As businesses are becoming more reliant on data, they are demanding richer insights, greater agility, and more innovation. In response, the traditional SQL data warehouse is being replaced by discrete data pipelines that feed curated data to the business via optimised storage solutions and APIs.
These new data architectures rely on serverless compute and cheap storage to provide the scale and efficiency, while enabling teams to remain focused on insights rather than infrastructure.
A modern serverless data architecture
At the heart of the serverless data architecture is cheap, commodity cloud storage usually in the form of a data lake. The data lake is the primary data source for downstream business reporting. This cost effective and highly available storage is evolving to include fine grained security, immutability, automatic data lifecycle management and even native query.
Once data has landed it is then processed into representations and formats that meet the functional, performance and availability requirements of the business. This is achieved by building specialised data pipelines for individual workloads. These pipelines feed data to APIs that in turn drive business reporting and applications. This usually requires an intermediate store which is chosen based on functional and operational needs.
Technologies that natively use cloud storage as backing stores with standard file formats encourage outputs to be stored and served from the data lake itself. This helps to generate a data sharing culture which increases opportunities and reduces effort.
This approach represents a step-change from standardization to optimisation.
In many ways this architecture replicates a traditional data mart. The 'warehouse' is implemented a set of standard entities over a data lake with various ETL processes populating business specific stores. The difference is in the flexibility to match workloads with the right processing and technology blend, enabling solutions to naturally evolve in line with business need.
Where a business unit may traditionally have had their own data mart in the form of a SQL database, they now have information and insights delivered in the best format at the right time for a specific business activity. They also gain the ability to be able to tap in to the data lake at any level, from curated insights back to raw data. What's more generated information and insights are then contributed back into the data lake for others to use.
Of course, this approach does not come without a number of questions and concerns, and if left un-addressed could lead to an expensive and unmanageable data estate.
Why serverless is needed
One potential drawback of this approach is the additional burden associated with managing an explosion of data stores and services in use. Serverless helps address this concern by removing the effort associated with managing and maintaining infrastructure. Operational effort is shifted upwards to the workload level and associated savings are re-invested in governance and automation.
Policy driven cloud governance and security, enforced by the data platform, ensures delivery teams have the guardrails they need for compliance. Workload monitoring insights and alerting streamlines operational efforts and pre-emptive issue detection helps ensure remedial action is taken before the business is impacted.

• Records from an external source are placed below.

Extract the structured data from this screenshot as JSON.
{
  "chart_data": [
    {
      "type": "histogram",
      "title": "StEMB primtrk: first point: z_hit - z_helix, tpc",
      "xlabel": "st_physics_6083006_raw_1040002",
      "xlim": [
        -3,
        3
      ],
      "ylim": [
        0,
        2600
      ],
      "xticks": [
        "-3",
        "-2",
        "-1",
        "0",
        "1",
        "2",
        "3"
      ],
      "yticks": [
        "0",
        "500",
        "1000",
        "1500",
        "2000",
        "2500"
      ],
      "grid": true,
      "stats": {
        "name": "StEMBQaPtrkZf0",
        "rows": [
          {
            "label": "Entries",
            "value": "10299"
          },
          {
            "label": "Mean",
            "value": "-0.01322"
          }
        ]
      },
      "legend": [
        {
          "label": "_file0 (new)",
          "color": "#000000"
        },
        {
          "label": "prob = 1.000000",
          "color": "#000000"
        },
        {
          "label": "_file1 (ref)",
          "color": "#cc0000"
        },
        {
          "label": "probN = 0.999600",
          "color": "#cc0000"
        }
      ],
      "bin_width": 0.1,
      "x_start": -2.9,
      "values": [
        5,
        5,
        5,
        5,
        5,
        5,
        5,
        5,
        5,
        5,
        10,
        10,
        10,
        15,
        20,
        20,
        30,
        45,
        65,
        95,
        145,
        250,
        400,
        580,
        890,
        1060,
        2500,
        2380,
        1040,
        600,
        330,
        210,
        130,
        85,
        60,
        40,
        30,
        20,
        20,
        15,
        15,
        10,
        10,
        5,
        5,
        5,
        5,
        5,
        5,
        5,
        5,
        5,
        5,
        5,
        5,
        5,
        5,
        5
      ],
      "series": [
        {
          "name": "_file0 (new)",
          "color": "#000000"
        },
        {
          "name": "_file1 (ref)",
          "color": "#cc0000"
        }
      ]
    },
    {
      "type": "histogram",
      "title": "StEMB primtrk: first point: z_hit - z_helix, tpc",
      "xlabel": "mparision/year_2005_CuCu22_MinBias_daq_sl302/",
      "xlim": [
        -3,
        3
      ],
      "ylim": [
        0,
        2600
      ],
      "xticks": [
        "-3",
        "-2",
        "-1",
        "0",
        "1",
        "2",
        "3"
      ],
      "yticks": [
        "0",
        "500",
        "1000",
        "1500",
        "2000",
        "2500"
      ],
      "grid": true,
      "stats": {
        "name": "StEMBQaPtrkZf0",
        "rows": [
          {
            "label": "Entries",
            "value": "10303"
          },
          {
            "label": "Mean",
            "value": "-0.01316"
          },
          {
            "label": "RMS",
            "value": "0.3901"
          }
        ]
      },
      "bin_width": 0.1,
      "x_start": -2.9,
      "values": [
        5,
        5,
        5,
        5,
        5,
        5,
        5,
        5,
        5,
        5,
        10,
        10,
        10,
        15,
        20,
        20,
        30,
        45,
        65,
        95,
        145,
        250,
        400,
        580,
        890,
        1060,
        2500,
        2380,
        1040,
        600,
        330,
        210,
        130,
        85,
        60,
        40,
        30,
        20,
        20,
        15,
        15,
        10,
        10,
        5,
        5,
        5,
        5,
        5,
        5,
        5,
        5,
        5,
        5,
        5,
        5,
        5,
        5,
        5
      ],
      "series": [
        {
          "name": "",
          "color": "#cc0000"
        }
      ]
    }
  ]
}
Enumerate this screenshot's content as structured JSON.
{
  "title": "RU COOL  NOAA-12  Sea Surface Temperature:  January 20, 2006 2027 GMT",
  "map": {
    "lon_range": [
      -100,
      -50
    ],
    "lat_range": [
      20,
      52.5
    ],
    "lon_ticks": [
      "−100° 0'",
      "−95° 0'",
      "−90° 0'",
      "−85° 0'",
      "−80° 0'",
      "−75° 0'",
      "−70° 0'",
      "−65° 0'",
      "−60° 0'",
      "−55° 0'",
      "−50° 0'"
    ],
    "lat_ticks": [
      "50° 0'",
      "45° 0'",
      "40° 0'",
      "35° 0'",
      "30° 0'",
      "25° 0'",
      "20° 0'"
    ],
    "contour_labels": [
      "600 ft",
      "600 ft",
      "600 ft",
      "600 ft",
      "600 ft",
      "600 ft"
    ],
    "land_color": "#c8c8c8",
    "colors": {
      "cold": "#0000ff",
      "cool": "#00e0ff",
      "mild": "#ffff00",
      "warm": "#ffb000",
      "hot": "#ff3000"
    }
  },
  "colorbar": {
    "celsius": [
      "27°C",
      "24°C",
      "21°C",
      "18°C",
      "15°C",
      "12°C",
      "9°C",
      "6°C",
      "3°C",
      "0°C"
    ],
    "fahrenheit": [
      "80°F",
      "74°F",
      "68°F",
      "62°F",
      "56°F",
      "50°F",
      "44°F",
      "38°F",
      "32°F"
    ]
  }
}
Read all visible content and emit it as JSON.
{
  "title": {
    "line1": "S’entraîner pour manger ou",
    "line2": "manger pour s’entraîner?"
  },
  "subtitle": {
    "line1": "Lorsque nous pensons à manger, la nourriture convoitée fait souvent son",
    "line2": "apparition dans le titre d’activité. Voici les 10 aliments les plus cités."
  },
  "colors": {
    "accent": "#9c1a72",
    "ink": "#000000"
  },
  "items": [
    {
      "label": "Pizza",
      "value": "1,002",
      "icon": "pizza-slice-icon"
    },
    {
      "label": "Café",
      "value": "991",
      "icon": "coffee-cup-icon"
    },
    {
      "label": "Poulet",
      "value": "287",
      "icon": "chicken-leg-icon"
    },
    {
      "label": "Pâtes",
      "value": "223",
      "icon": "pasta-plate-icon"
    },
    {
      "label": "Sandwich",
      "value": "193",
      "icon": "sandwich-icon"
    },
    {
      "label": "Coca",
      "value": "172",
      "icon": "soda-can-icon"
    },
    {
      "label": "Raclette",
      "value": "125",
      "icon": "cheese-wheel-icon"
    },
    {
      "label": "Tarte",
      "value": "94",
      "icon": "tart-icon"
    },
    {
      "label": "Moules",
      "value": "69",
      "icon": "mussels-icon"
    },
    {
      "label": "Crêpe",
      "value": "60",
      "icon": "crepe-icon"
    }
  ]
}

Another significant benefit of serverless is the shift to consumption-based computing which enables modern chargeback accounting and cost management. This helps to unlock business budgets and makes it easy to define and track ROI. In-turn, this helps to fuel innovation while ensuring inefficient processes are either updated or retired. The overall outcome is a much leaner data-driven organisation.
The biggest hurdle for serverless is likely to be cultural. Organisations who are unable or unwilling to adopt a more collaborative, decentralized agile approach may struggle. Those more likely to succeed will adopt an evidence-first approach at every stage.
Give me an example
Serverless storage is relatively mature, most organisations who are operating in the cloud are taking advantage of it whether they are aware of it or not. Truly serverless data querying and processing on the other hand is just starting to emerge.
A great example of this is Azure's Synapse SQL on demand. The services allows you to query, combine, and process data stored directly in data lakes as CSV, Parquet or Json. This can be combined with Synapse Pipelines (Azure Data Factory) to build business focused data solutions.
If you are interested in getting your hands dirty, checkout the video below.
Want to get started with Synapse but not sure where to start?
We also have created number of talks about Azure Synapse:
- Serverless data prep using SQL on demand and Synapse Pipelines
- Azure Synapse - On-Demand Serverless Compute and Querying
- Detecting Anomalies in IoT Telemetry with Azure Synapse Analytics
- Custom C# Spark Jobs in Azure Synapse
- Custom Scala Spark Jobs in Azure Synapse
Finally, if you are interested in more content about Azure Synapse, we have a dedicated editions page which collates all our blog posts.
How do you run an Azure Synapse SQL on-Demand query from Azure Data Factory?Azure Synapse Analytics comes with tabular data stream (TDS) endpoint for SQL on-Demand, meaning you can run SQL queries as if you were talking to any SQL Server or Azure SQL Database. It's therefore possible to use a standard Copy Activity in the same way as you would were you to copy data from a Azure SQL Database. The TDS endpoint can be found on the workspace overview tab of your Synapse workspace and is in the format
<workspace-name>-ondemand.sql.azuresynapse.net. Note that you will be constrained by the language features available with SQL on-Demand. In the future, it is likely that there will be tighter workspace integration along with stored procedure support. This means that you will be able to take advantage of SQL on-Demand features such as CETAS.